Symposium: Thursday Morning Live: Demonstration of Psychology Activities I, Film Festival: Instructional Videos for Psychology I (The Prisoners of Silence and Beyond Belief: Explorations in the Paranormal); Symposium: Friday Morning Live: Demonstration of Psychology Activities II; Film Festival: Instructional Videos for Psychology II (Dreamworlds: Desire/Sex/Power in Rock Videos and Just Black? Multi-Racial Identity). Fine effort, Virginia Andreoli Mathie (703-568-6114) and Robert Brown.

Southwestern Psychological Association, April 14-16, Tulsa, OK

Invited Address: “Teaching Personality in Introductory Psychology,” William Graziano, Texas A&M University; Invited Address (with Psi Chi): “Changing Subjects and Subjects of Change: Postmodernism in the Teaching of Psychology,” Jill G. Morawski, Wesleyan University; Teaching Activities Exchange; Teaching Technologies Demonstration: Computers and CD-ROMS; Symposium: “Mentors, Moving, and Other Graduate School Nightmares;” Invited Address: “Thinking About Learning, Learning About Thinking,” Thomas V. McGovern, Arizona State University West. Good work, Ed Kardas (501-235-4231) and Dave Johnson.

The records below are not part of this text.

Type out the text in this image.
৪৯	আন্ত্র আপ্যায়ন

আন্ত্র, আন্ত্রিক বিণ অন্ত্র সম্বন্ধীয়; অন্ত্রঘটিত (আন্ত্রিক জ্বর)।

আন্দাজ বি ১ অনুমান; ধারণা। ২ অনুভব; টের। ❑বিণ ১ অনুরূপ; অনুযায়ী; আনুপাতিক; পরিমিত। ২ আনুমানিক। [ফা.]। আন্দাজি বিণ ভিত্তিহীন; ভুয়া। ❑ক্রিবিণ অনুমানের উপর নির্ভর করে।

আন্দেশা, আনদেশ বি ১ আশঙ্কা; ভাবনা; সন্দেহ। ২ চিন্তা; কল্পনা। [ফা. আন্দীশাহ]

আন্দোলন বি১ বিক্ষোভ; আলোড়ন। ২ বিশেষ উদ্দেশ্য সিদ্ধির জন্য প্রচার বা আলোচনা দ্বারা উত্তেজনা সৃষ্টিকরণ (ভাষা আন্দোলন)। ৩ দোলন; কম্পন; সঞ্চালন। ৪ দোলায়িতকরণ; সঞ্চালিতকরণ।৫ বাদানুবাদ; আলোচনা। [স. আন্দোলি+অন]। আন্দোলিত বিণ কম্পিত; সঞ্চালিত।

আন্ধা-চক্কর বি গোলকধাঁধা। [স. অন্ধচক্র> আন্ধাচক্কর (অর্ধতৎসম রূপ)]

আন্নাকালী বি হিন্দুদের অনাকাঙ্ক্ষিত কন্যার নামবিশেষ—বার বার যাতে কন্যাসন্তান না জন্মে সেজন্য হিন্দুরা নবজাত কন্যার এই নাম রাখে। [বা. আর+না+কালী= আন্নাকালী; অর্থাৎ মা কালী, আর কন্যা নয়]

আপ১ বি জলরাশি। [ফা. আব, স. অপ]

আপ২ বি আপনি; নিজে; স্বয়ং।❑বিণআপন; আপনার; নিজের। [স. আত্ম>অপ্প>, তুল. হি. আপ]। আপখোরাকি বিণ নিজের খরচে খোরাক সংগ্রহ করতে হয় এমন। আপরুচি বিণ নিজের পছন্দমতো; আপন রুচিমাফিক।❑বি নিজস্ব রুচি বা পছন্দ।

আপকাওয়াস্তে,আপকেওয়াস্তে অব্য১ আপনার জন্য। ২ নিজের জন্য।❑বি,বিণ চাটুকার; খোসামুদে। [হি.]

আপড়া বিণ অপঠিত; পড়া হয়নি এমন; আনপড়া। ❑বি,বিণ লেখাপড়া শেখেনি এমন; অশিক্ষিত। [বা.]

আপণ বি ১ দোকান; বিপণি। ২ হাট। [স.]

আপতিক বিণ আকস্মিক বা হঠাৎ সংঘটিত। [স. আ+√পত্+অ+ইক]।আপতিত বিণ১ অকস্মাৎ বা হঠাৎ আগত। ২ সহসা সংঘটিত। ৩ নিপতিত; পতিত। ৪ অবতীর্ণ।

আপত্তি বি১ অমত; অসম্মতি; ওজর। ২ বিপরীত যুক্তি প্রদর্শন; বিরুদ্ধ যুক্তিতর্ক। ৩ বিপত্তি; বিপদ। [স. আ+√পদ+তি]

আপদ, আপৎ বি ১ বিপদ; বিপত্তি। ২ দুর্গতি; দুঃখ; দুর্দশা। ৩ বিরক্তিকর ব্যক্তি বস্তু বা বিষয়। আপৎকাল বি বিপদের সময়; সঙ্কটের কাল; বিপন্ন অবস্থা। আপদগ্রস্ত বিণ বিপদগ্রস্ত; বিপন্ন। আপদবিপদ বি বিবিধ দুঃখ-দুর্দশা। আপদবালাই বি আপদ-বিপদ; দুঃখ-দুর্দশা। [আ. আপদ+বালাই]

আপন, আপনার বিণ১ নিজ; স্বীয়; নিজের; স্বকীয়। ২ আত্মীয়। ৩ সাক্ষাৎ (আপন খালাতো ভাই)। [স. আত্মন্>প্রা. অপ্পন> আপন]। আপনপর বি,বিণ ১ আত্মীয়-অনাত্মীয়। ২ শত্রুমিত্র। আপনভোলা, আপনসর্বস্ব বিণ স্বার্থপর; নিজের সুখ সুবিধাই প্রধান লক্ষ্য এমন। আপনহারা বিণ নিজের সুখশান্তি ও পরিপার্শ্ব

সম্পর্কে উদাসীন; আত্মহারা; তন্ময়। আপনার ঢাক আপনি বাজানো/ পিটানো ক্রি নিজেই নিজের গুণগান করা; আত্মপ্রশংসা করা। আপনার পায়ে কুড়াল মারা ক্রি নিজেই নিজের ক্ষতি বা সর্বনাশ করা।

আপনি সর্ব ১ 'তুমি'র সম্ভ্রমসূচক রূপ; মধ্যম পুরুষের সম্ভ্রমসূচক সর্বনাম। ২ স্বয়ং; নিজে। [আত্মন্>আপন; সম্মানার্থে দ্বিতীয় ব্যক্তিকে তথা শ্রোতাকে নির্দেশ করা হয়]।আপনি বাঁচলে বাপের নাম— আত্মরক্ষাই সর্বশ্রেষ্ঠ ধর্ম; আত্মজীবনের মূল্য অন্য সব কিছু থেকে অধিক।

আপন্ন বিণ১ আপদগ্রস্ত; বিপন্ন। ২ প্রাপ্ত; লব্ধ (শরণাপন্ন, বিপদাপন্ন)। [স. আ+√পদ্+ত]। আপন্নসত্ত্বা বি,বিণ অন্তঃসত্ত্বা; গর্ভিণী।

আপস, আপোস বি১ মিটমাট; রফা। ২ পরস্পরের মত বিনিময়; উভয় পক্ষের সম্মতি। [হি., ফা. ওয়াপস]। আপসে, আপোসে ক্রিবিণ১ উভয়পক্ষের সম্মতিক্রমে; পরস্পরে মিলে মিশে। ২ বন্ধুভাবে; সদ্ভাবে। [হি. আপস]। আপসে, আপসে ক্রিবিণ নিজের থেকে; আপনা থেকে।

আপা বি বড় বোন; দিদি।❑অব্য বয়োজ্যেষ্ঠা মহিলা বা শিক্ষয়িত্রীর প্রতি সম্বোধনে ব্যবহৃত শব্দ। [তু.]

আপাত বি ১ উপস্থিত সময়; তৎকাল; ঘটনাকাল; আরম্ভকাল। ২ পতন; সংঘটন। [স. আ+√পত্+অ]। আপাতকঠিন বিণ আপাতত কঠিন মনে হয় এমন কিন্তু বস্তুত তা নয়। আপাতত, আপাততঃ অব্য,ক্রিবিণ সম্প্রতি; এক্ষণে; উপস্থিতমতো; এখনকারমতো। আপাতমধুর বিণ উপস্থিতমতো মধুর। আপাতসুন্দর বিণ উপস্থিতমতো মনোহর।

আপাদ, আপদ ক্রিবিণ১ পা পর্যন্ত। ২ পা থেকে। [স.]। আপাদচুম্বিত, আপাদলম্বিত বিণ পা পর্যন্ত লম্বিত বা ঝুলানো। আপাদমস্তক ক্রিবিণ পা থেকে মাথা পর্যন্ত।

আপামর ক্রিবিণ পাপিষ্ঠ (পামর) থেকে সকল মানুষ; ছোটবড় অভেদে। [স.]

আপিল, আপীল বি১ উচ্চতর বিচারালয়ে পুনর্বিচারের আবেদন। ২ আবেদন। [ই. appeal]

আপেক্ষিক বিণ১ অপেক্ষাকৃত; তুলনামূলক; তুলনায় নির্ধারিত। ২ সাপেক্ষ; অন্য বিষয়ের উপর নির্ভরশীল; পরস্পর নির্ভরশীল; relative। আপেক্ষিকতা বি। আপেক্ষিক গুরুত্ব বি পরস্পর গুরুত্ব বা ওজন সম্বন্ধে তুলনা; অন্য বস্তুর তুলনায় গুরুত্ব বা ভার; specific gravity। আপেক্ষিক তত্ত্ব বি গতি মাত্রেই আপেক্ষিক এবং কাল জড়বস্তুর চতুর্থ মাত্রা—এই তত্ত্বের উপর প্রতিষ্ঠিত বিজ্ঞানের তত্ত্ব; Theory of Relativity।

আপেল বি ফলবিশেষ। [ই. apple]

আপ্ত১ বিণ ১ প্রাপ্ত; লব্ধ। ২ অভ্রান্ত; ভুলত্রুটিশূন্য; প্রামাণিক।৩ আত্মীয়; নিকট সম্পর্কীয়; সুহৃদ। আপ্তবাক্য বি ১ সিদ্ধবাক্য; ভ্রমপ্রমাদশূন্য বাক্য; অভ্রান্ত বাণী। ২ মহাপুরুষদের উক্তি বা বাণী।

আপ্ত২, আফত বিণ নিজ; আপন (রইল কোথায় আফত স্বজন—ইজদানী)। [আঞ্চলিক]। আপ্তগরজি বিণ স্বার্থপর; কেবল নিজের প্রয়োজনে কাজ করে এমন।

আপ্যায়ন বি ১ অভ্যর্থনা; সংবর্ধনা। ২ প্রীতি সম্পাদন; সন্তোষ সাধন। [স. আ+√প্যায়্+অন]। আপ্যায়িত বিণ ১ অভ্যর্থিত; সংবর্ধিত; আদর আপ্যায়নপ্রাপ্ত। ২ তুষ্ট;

Western Psychological Association, April 28-May 1, Kona, HI

The Last Lecture with JoAnn Brannock, James Waller, Douglas Matheson, and Delia Saenz; Invited Address: “Learning to Do While Doing to Learn: A New Twist on a Trusted Pedagogy,” Harvey Wichman, Claremont-McKenna College; CTUP–CUPP No-Host Social Hour; Invited Symposium: Great Teacher’s Seminar, Teaching Take-Out: Effective Teaching Strategies in the Multicultural Classroom, CTUP Breakfast for Teaching Psychologists Networking and Planning for 1995; Teaching Activity Exchange/Poster Session. Nice job, Jim Waller (509-466-3296) and Mary Allen (805-664-2366).

CTUP’s Midwestern and Western Coordinators, Blaine Peden and Jim Waller, respectively, have articles published in the February, 1994 issue of Teaching of Psychology.

Final note: The Division Two program for the APA Convention in Los Angeles, August 12-16, looks excellent. CTUP’s Maureen Hester, Jane Halonen, and Frederick Meeker will put on a symposium titled Critical Thinking at the Cutting Edge.